16.12.08

Hipocrisia vs defesa de princípios absolutos


Aqui há uns dias dei comigo a pensar sobre o holocausto e sobre o que representou esse período mais negro da humanidade.

A filosofia e mais concretamente a Ética já nos mostrou que aquele horror só foi possível porque o positivismo - e a crença absoluta e acrítica de que as ciências naturais nos libertariam -objectivaram o que jamais deveria ter sido objectivado: o homem.

Essa objectivação despiu o homem da sua humanidade e transformou-o num objecto como outro qualquer. A maior evidência encontra-se nos campos de concentração nazis. Ali, criou-se a indústria da morte; o extermínio de um povo foi reduzido a uma mera actividade económica. Só assim se compreende como é que os "funcionários" dos campos de concentração poderiam regressar às suas casas, no fim de mais um dia de trabalho, para brincarem alegremente com os seus filhos, ou jantarem calmamente com a família. Apenas compreenderemos aqueles homens, aqueles soldados, aqueles oficiais, se observarmos que eles acreditavam trabalhar num matadouro/fábrica, não de pessoas humanas, mas de meros objectos.

Em suma, parece-me claro que o holocausto apenas foi possível porque relativizaram-se os princípios valorativos a tal ponto que se perdeu a dimensão ética do homem (o judeu não era um homem, enquanto entidade plena de sentido).

Por isso, tenho sempre alguma reserva em aceitar a relativização de valores que considere importantes. É, também, por essa razão que percebo a dificuldade e a renitência da Igreja relativamente a algumas evoluções ditas progressistas. Porque torna-se difícil fundamentar um princípio que não seja absoluto e existem alguns que não admitem dimensões poliédricas.

Claro que, como qualquer homem, por vezes encontro-me em situações ambíguas: por vezes, defendo valores morais absolutos mas quando confrontado com realidades humanas diversas, sinto-me tentado a abrir excepções. Também eu sou hipócrita (como não sê-lo, quando colocados perante situações concretas em que o valor absoluto "viola" a dignidade de uma pessoa humana?), porque por vezes sinto e ajo contra valores em que acredito.

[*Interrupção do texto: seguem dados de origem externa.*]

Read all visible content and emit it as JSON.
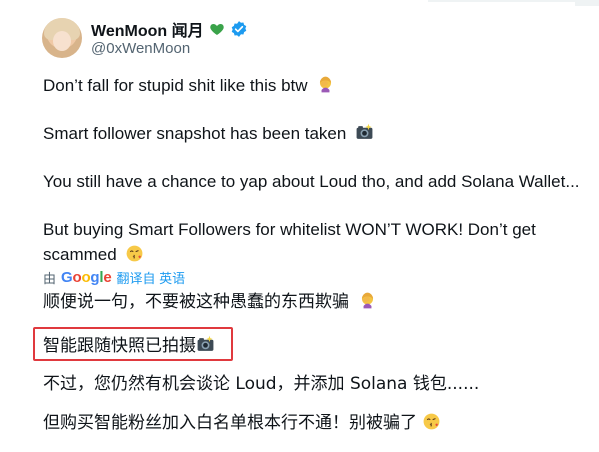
{
  "author": {
    "display_name": "WenMoon 闻月",
    "handle": "@0xWenMoon",
    "heart_icon": "green-heart-icon",
    "verified_icon": "verified-badge-icon",
    "verified_color": "#1d9bf0"
  },
  "tweet": {
    "p1": "Don’t fall for stupid shit like this btw",
    "p2": "Smart follower snapshot has been taken",
    "p3": "You still have a chance to yap about Loud tho, and add Solana Wallet...",
    "p4": "But buying Smart Followers for whitelist WON’T WORK! Don’t get scammed"
  },
  "translation": {
    "by": "由",
    "provider": "Google",
    "action": "翻译自 英语",
    "lines": [
      "顺便说一句，不要被这种愚蠢的东西欺骗",
      "智能跟随快照已拍摄",
      "不过，您仍然有机会谈论 Loud，并添加 Solana 钱包......",
      "但购买智能粉丝加入白名单根本行不通！别被骗了"
    ]
  },
  "colors": {
    "text": "#0f1419",
    "muted": "#536471",
    "link": "#1d9bf0",
    "highlight": "#e0393e"
  }
}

Tento, contudo, fazer uma escala valorativa que me permita estar em paz com a minha consciência. E tento respeitar essa escala (que naturalmente, pode sofrer evoluções ou inflexões). Para que quando confrontado com acusações de radicalismo e intolerância possa, em boa verdade, defender aquilo em que acredito de forma intransigente, ainda que sabendo que apesar de acreditar em valores solutus ab omni re (que é como quem diz, que valem por si mesmos), não sou dono da verdade absoluta.

Mas reconheço que esta é apenas uma forma airosa de esconder a minha hipocrisia. E sei-o quando admiro a coragem dos que ousam manter-se fiéis ao princípio, independente dos prejuízos que daí possam, para si, resultar.